Right here in the former swampland that is Miami, we've redefined decadence to unbelievable heights. We may not be called Sin City, but anyone who's visited this town knows that sin is our business.

While movies like The Hangover showcase all the wild escapades in the realms of make-believe that can happen in Sin City, a Miami-based film could easily borrow from the real life incidents that happen here daily. Need a 'hiring a hooker goes terribly wrong' moment? Simply borrow details from the real-life arrest of Vince Shlomi, better known as the ShamWow guy, whose late night of drinking ended with a visit in his Setai hotel room from Sasha Harris, who decided to spice up her interlude with the TV pitchman by biting his tongue and not letting go.  Apparently, Shlomi hadn't paid for that service. What better adrenaline pumping moment on the big screen then a blood-spewed sexual encounter at a swanky South Beach hotel? I can imagine people paying to see a half-naked Zach Galifanikis headbutting a hooker, can't you?

Even horror fans can get their fill in our beautiful, stranger-than-fiction city. Should there be a Hostel 4 -- and at this point, why not? -- the Magic City would serve as a perfect backdrop. Have you ever walked past the dumpy hostel on South Beach? I shudder to think what kind of stuff happens in the bowels of those places. Let's just say, for all the people you see checking in, so very few seem to check out. Hell, with a setting like ours, maybe Eli Roth can be persuaded back into the director's chair.

Of course, a big part of the Vegas angle in films are the casinos, and while we are gambling free (unless Genting gets its way -- and pray it isn't so), plenty of backroom betting takes place here. So maybe it isn't George Clooney at the blackjack table a la Ocean's Eleven, but I think Matt Damon, a part-time Miamian himself, as an undercover USDA agent infiltrating the warehouse cockfighting rings in east Hialeah, would make for a fun premise. Can't you just imagine the ringleader (played by Edward James Olmos) turn to someone and say "Get the Gringo"? Imagine Damon, lost amidst "la ciudad que progresa" trying to sort out Hialeah's street equivalency in the rest of Miami: "If East Eighth Avenue is Le Jeune ... then the airport is south!" he'd shout as he hopped onto a conchita bus towards safety.
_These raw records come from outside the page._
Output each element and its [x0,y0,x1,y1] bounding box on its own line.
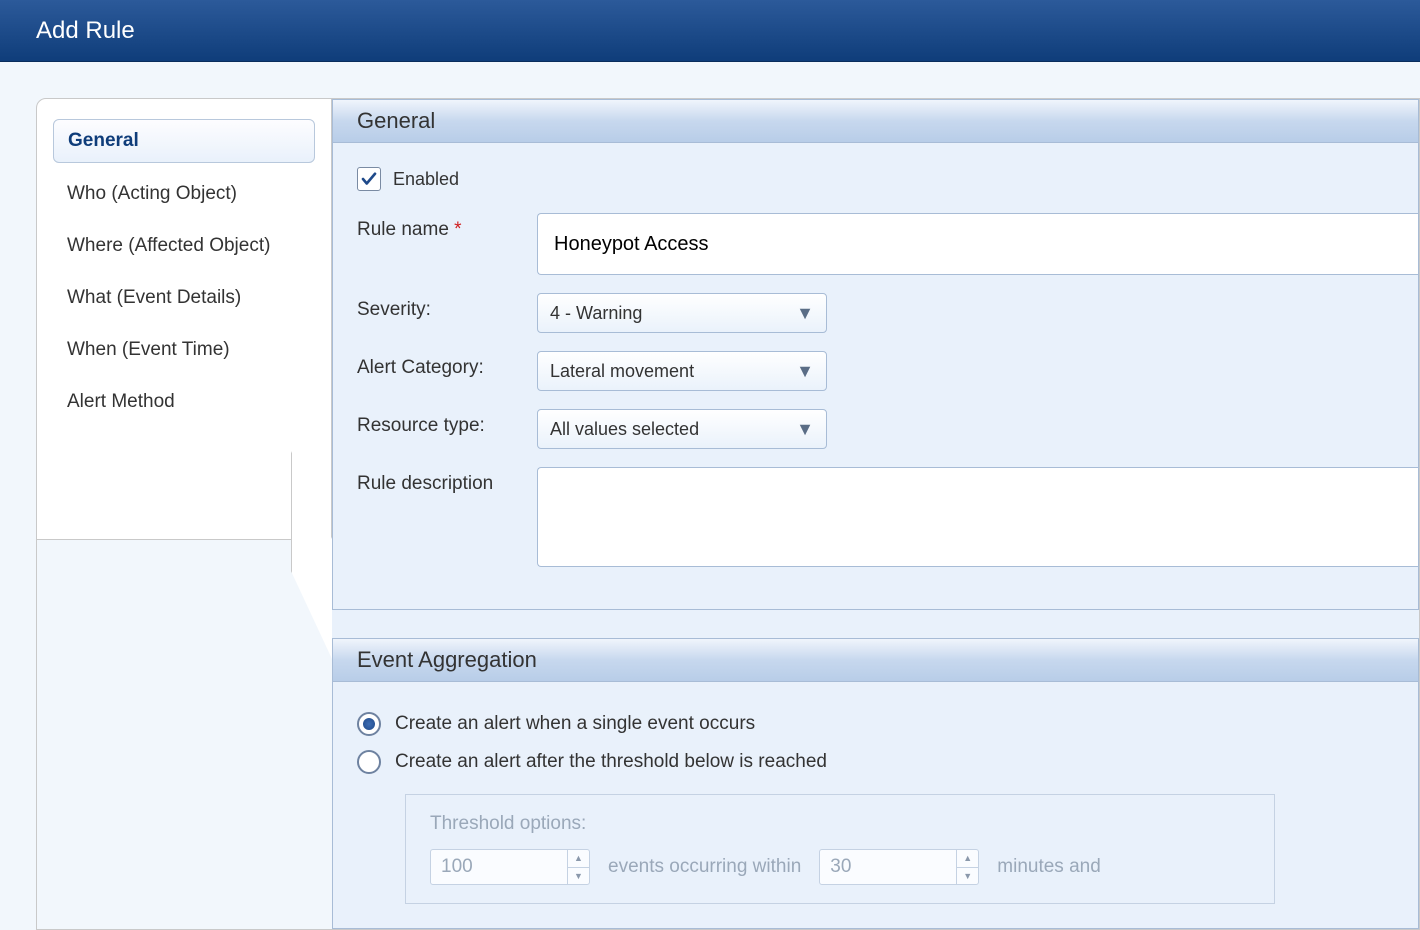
threshold-options-box: Threshold options: 100 ▲ ▼ events occurr… [405,794,1275,904]
chevron-down-icon: ▼ [796,361,814,382]
threshold-count-value: 100 [431,850,567,884]
alert-category-select[interactable]: Lateral movement ▼ [537,351,827,391]
tab-where[interactable]: Where (Affected Object) [53,225,315,267]
checkmark-icon [360,170,378,188]
chevron-down-icon[interactable]: ▼ [568,867,589,885]
threshold-text-end: minutes and [997,856,1101,878]
radio-single-event[interactable] [357,712,381,736]
radio-single-label: Create an alert when a single event occu… [395,713,755,735]
tab-alert-method[interactable]: Alert Method [53,381,315,423]
aggregation-option-threshold-row: Create an alert after the threshold belo… [357,750,1418,774]
section-body-aggregation: Create an alert when a single event occu… [333,682,1418,928]
sidebar-decorative-cut [37,539,332,929]
severity-label: Severity: [357,293,537,321]
tab-label: Where (Affected Object) [67,235,270,256]
chevron-down-icon: ▼ [796,303,814,324]
threshold-minutes-spinner[interactable]: 30 ▲ ▼ [819,849,979,885]
tab-label: General [68,130,139,151]
section-header-general: General [333,100,1418,143]
main-panel: General Enabled Rule name * Severity: [332,99,1419,929]
spinner-arrows: ▲ ▼ [956,850,978,884]
radio-threshold-label: Create an alert after the threshold belo… [395,751,827,773]
chevron-up-icon[interactable]: ▲ [957,850,978,867]
resource-type-label: Resource type: [357,409,537,437]
threshold-minutes-value: 30 [820,850,956,884]
chevron-down-icon[interactable]: ▼ [957,867,978,885]
tab-when[interactable]: When (Event Time) [53,329,315,371]
rule-name-input[interactable] [537,213,1418,275]
sidebar: General Who (Acting Object) Where (Affec… [37,99,332,929]
rule-description-input[interactable] [537,467,1418,567]
aggregation-option-single-row: Create an alert when a single event occu… [357,712,1418,736]
rule-description-label: Rule description [357,467,537,495]
tab-general[interactable]: General [53,119,315,163]
tab-label: Alert Method [67,391,175,412]
tab-label: When (Event Time) [67,339,230,360]
tab-label: Who (Acting Object) [67,183,237,204]
tab-label: What (Event Details) [67,287,241,308]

Personally, I'd find that far more entertaining than a gang of never-get-dirty pretty boys trying to break into a high-tech casino vault.

Of course, in Resident Evil: Extinction a group of survivors from the zombie apocalypse heads into the Vegas strip from their safety zone in the Mojave to gather surprise. That's all fine and cute, but how much more kick-ass would it be if it were set in the Magic City? The uninfected would seek refuge amidst the swamps and gators in the Everglades, or the glitzy neon of South Beach overrun by the living dead. Swamps are much scarier than deserts, and I'm not even going to go into the obvious ties to the Miami Zombie.